Professor Robert Howarth, a scientist at Cornell University, warns that the fracking boom in the U.S. and Canada over the past decade is largely to blame for a large rise in methane in the Earth's atmosphere—and that reducing emissions of the extremely potent greenhouse gas is crucial to help stem the climate crisis.


This recent increase in methane is massive. It's globally significant. It's contributed to some of the increase in global warming we've seen and shale gas is a major player," Howarth said in a statement.
"If we can stop pouring methane into the atmosphere, it will dissipate," he added. "It goes away pretty quickly, compared to carbon dioxide. It's the low-hanging fruit to slow global warming."


Between 2005 and 2015, fracking went from producing 31 billion cubic meters of shale gas per year to producing 435 billion cubic meters.

Howarth wrote in the study, published  in the journal Biogeosciences. "We conclude that shale-gas production in North America over the past decade may have contributed more than half of all of the increased emissions from fossil fuels globally and approximately one-third of the total increased emissions from all sources globally over the past decade." He added, "The commercialization of shale gas and oil in the 21st century has dramatically increased global methane emissions."

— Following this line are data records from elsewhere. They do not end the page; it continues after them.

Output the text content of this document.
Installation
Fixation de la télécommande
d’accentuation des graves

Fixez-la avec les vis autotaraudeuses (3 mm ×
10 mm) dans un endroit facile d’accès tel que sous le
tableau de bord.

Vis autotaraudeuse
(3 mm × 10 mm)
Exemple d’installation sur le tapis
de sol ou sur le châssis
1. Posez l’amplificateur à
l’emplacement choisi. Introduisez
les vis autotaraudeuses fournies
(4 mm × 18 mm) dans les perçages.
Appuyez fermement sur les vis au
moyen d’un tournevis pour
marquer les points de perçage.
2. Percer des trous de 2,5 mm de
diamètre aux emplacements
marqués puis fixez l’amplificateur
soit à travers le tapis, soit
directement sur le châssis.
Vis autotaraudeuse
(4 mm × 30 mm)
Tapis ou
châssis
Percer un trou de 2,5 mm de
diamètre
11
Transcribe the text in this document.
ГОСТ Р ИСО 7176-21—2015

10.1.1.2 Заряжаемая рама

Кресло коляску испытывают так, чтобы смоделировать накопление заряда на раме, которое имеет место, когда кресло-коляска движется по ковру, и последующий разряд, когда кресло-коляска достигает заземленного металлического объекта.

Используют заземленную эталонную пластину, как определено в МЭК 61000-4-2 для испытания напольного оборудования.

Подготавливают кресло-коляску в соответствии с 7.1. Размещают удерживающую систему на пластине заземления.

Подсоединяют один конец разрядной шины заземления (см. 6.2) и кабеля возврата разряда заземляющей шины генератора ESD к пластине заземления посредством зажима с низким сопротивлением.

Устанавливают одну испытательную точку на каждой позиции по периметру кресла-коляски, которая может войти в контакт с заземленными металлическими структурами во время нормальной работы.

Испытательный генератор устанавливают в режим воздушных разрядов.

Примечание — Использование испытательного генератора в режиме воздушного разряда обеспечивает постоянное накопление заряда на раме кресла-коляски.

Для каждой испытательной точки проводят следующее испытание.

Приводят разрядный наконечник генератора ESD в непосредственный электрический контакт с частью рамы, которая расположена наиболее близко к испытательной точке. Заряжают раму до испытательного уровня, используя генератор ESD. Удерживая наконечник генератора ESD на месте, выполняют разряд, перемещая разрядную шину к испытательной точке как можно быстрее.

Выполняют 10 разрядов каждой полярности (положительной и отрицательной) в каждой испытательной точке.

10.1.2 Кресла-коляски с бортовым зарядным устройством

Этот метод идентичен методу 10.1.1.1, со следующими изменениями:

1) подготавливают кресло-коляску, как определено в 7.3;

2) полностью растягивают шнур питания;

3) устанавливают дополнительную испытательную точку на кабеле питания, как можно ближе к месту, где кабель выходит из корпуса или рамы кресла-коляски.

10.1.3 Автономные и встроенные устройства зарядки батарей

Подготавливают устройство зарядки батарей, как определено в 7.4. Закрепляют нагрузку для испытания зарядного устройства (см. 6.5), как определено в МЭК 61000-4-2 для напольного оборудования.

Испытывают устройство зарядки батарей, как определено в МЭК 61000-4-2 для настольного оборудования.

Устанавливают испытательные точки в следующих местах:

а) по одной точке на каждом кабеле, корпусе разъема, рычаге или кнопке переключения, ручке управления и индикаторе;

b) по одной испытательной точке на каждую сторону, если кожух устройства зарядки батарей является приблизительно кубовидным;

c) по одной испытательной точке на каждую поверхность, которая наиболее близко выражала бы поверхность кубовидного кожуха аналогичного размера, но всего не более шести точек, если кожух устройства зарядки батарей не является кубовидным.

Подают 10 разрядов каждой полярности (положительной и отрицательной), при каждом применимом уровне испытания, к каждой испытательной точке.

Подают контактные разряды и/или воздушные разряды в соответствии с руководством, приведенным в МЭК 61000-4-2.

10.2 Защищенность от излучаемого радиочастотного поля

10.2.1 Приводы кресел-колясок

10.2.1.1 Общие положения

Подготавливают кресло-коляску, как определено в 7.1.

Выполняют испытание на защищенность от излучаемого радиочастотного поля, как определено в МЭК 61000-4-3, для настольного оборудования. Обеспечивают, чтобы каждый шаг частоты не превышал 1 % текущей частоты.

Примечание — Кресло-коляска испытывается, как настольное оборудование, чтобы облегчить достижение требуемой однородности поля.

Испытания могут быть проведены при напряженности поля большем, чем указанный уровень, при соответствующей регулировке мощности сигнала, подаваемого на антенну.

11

In addition to being the second-biggest contributor to the climate crisis after carbon dioxide, methane has been known to cause and exacerbate health issues for people who live in areas where large amounts of the gas is present in the environment. Chest pains, bronchitis, emphysema, and asthma can all be caused or worsened by high levels of methane. The process of fracking has also been linked to pollution in drinking water.

Howarth urged fossil fuel companies—and the government agencies charged with regulating them—to reverse course, shift to a renewable energy economy, and "move as quickly as possible away from natural gas, reducing both carbon dioxide and methane emissions."
Cutting emissions of methane promptly would have a positive impact on the atmosphere and could help to slow the climate crisis, because the atmosphere reacts quickly to the addition and subtraction of the gas.